大きさはジャンプコミックスとまったく同じ。
カバーの体裁も同じですね。
8巻と並べてみますが↓↓
感想をざざっと ネタバレにならぬ程度。
ちなみにわたくし コミックスは22巻まで読んでおり、アニメも全話みました。
だから「おはなし」の内容はすべてわかったうえで映画をみております。
・えんえん泣いていた。

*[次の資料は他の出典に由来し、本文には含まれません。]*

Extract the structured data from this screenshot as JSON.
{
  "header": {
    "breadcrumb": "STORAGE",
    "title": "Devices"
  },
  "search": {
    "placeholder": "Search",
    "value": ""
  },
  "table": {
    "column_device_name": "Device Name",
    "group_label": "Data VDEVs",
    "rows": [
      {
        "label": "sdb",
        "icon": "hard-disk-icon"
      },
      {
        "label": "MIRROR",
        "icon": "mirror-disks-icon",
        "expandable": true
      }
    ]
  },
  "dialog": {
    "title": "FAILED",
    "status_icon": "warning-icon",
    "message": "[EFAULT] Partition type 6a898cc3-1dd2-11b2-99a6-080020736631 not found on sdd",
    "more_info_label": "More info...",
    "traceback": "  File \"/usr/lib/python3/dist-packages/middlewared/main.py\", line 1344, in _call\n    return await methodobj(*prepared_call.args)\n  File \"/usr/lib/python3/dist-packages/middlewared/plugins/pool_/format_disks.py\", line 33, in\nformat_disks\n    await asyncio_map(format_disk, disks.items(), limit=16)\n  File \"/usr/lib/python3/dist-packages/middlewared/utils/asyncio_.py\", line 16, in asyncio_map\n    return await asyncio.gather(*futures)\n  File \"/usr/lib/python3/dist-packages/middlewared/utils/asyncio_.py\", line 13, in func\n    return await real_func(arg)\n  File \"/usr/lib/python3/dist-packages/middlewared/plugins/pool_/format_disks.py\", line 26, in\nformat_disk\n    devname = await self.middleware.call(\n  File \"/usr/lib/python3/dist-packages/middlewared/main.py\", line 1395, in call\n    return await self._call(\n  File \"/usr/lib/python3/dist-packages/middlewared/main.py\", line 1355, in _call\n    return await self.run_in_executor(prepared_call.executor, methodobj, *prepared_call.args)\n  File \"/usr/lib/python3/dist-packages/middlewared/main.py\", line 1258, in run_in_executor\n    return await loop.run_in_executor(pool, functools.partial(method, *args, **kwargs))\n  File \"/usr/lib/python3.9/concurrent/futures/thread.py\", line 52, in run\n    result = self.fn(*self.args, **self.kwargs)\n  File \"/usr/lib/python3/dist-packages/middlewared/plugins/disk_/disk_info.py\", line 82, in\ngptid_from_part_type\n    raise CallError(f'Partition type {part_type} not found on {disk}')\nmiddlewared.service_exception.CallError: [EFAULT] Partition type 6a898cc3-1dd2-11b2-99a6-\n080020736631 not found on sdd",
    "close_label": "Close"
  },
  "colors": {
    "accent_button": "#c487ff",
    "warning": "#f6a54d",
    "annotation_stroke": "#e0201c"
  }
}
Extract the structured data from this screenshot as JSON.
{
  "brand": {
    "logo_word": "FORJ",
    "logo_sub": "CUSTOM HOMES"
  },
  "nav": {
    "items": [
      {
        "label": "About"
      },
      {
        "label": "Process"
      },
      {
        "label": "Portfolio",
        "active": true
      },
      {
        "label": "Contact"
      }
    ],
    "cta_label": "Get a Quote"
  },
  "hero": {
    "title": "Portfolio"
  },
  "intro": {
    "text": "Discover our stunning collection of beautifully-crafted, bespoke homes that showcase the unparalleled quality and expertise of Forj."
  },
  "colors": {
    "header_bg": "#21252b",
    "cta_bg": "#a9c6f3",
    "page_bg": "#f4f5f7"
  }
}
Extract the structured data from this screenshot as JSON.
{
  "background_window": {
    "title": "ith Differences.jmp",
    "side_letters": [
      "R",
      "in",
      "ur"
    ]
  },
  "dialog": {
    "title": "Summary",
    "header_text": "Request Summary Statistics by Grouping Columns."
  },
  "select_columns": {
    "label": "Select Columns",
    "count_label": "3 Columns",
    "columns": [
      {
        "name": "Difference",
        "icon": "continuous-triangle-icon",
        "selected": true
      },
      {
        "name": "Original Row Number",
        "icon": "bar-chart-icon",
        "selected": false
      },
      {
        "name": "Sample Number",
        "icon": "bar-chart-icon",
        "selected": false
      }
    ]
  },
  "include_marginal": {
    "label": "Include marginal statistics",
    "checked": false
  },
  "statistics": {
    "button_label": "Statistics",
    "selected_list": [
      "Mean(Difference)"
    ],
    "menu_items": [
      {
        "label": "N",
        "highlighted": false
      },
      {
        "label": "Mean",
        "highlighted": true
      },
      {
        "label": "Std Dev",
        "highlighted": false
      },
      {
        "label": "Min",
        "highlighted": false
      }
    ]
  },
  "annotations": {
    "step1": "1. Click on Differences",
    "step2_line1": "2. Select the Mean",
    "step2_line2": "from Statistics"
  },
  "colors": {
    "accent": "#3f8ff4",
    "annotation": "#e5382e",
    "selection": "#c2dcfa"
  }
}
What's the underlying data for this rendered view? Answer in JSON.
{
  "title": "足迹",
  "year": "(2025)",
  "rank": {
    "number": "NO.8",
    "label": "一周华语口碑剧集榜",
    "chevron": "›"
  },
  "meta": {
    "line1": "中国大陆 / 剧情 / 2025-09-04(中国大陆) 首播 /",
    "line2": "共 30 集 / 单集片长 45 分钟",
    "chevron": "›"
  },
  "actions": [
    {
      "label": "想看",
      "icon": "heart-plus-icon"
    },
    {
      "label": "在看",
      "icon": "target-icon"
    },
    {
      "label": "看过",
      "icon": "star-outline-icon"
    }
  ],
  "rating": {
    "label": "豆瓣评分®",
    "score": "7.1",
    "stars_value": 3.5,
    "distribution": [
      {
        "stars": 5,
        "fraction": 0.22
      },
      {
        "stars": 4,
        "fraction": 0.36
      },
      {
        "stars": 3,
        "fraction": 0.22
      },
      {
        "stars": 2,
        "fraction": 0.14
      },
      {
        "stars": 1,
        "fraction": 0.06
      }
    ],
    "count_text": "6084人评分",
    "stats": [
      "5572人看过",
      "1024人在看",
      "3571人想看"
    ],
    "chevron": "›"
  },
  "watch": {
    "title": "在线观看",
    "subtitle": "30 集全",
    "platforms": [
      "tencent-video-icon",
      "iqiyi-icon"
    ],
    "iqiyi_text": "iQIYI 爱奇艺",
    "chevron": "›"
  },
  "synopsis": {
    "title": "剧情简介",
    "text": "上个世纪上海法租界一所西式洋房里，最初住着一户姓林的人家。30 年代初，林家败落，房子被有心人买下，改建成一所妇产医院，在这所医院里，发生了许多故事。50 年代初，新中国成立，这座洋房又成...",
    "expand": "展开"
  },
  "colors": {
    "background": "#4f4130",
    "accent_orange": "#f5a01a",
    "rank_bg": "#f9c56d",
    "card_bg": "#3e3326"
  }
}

T子さんと二人 「泣き過ぎると頭痛がするのはなぜ?」と話しあった。
・IMAXとやらいうものでみたので 善逸くんの「イィヤァアアーッ!」がよく聞こえた。
・無限列車のおはなしのあと、吉原遊廓のはなしがはじまるので――
無限列車→テレビアニメで製作
吉原遊廓→映画で製作
というのがお子様向けにいいのではないか? などと思っていたのですが、
「機関車」といえば これほど「映画」的な題材・舞台はないわけですし、
お話の内容もストレートでわかりやすいので
無限列車を映画で作ったのは正解だったな、などとおもいました。
・煉獄さんはなんだか (いい意味で)戦前の青年将校のようだな。などとおもいました。
彼にとってただ一人の「異性」は、「母上」だったとおもうのですが、
このあたりもまさしく青年将校してるな、とおもいました。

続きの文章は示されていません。